US Federal Reserve policymakers are showing that there’s plenty of hawkishness left in the tank to deal with hot inflation and surging labour costs.
Fed Fund futures contract prices show that the most probable outcome for interest rates are around 2.75% to 3.25% by the end of the year, likely to weigh on economic growth and sparking recession fears.
Flying under the radar is the Fed's plan to reign in its covid-inflated balance sheet and what this might mean for equity markets.
To support financial markets and the economy during the unprecedented pandemic, the Federal Reserve more than doubled its asset portfolio of mostly Treasury, federal debt and mortgage securities to US$9tn.
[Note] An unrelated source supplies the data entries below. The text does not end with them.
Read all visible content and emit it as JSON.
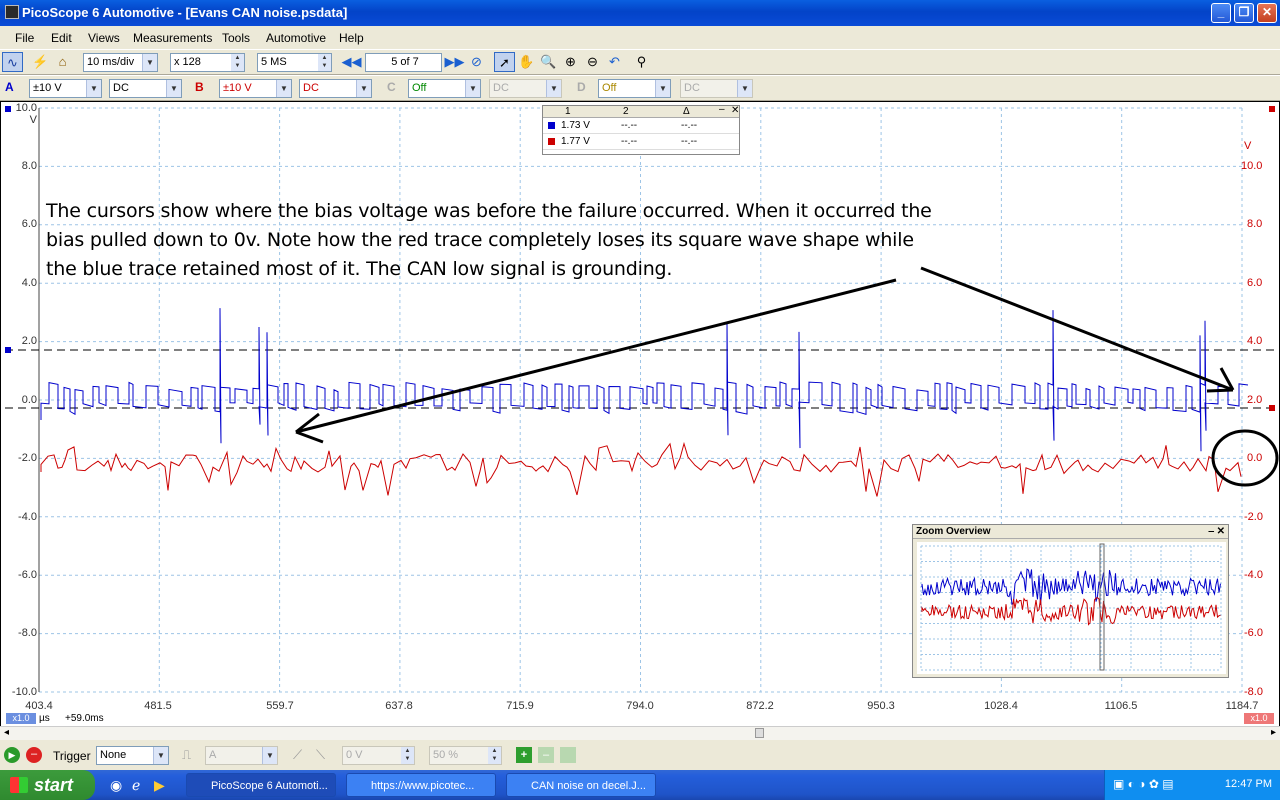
{
  "window": {
    "title": "PicoScope 6 Automotive - [Evans CAN noise.psdata]"
  },
  "menu": [
    "File",
    "Edit",
    "Views",
    "Measurements",
    "Tools",
    "Automotive",
    "Help"
  ],
  "toolbar": {
    "timebase": "10 ms/div",
    "zoom": "x 128",
    "samples": "5 MS",
    "buffer": "5 of 7"
  },
  "channels": {
    "a": {
      "label": "A",
      "range": "±10 V",
      "coupling": "DC"
    },
    "b": {
      "label": "B",
      "range": "±10 V",
      "coupling": "DC"
    },
    "c": {
      "label": "C",
      "range": "Off",
      "coupling": "DC"
    },
    "d": {
      "label": "D",
      "range": "Off",
      "coupling": "DC"
    }
  },
  "axes": {
    "left_unit": "V",
    "right_unit": "V",
    "left_ticks": [
      "10.0",
      "8.0",
      "6.0",
      "4.0",
      "2.0",
      "0.0",
      "-2.0",
      "-4.0",
      "-6.0",
      "-8.0",
      "-10.0"
    ],
    "right_ticks": [
      "10.0",
      "8.0",
      "6.0",
      "4.0",
      "2.0",
      "0.0",
      "-2.0",
      "-4.0",
      "-6.0",
      "-8.0"
    ],
    "x_ticks": [
      "403.4",
      "481.5",
      "559.7",
      "637.8",
      "715.9",
      "794.0",
      "872.2",
      "950.3",
      "1028.4",
      "1106.5",
      "1184.7"
    ],
    "x_unit": "µs",
    "x_offset": "+59.0ms",
    "x_scale_left": "x1.0",
    "x_scale_right": "x1.0"
  },
  "cursor_table": {
    "headers": [
      "1",
      "2",
      "Δ"
    ],
    "rows": [
      {
        "ch": "A",
        "color": "#0000cc",
        "v1": "1.73 V",
        "v2": "--.--",
        "delta": "--.--"
      },
      {
        "ch": "B",
        "color": "#cc0000",
        "v1": "1.77 V",
        "v2": "--.--",
        "delta": "--.--"
      }
    ]
  },
  "annotation": "The cursors show where the bias voltage was before the failure occurred. When it occurred the bias pulled down to 0v. Note how the red trace completely loses its square wave shape while the blue trace retained most of it. The CAN low signal is grounding.",
  "zoom_overview": {
    "title": "Zoom Overview"
  },
  "trigger": {
    "label": "Trigger",
    "mode": "None",
    "source": "A",
    "level": "0 V",
    "position": "50 %"
  },
  "taskbar": {
    "start": "start",
    "tasks": [
      "PicoScope 6 Automoti...",
      "https://www.picotec...",
      "CAN noise on decel.J..."
    ],
    "clock": "12:47 PM"
  },
  "colors": {
    "channel_a": "#0000cc",
    "channel_b": "#cc0000",
    "grid": "#9dc4e6"
  }
}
The move, known as “quantitative easing” would increase the availability of debt for home purchases and lower long-term interest rates to inject more life into the economy.
The massive balance sheet eventually needs to be normalised and breaking that news to the financial markets isn't easy.
In a Fed December 2018 meeting, Chairman Jerome Powell said that the quantitative tightening process was on "auto pilot" - triggering an equity market selloff as investors were concerned the Fed had shrunk its balance sheet too much.
Deflating the balance sheet influences interest rates, and can even disrupt the flow of credit when taken too far.
The normalising process can involve letting the bonds roll off at maturity, and greater shrinkage can achieved by actively selling them in the open market.
This time, officials have pointed towards another passive approach but at a bigger and faster pace.
“I expect the balance sheet to shrink considerably more rapidly than in the previous recovery, with significantly larger caps and a much shorter period to phase in the maximum caps compared with 2017–19,” said Federal Reserve governor Lael Brainard.
The passive redemptions, also known as runoff, is expected to kick off in May or June, at an indicative pace of US$95bn every month.
More details and commentary is expected at the Fed's meeting on Thursday, 5 May.
There's quite a bit of ambiguity as to what happens to the stock market when the fountain of Fed money runs dry.
A rather common view is that bountiful stimulus and ultra-low interest rates has pushed capital into speculative corners of the market like tech and cryptocurrency.
So what happens if the Fed begins to normalise such factors?
The Nasdaq is down -23.2% year-to-date, entering bear market territory. From a technical perspective, the Nasdaq has been able to respect the upper/lower bounds of its upward trend since 2016.
As the Fed doubled its balance sheet between March and June 2020, the Nasdaq pushed well beyond this channel.
The Fed has yet to normalise its balance sheet but it looks like the Nasdaq is already trying to price in the headwinds, reverting back to the top end of its previous channel.
Does this place the Nasdaq at further risk when the normalisation process kicks off?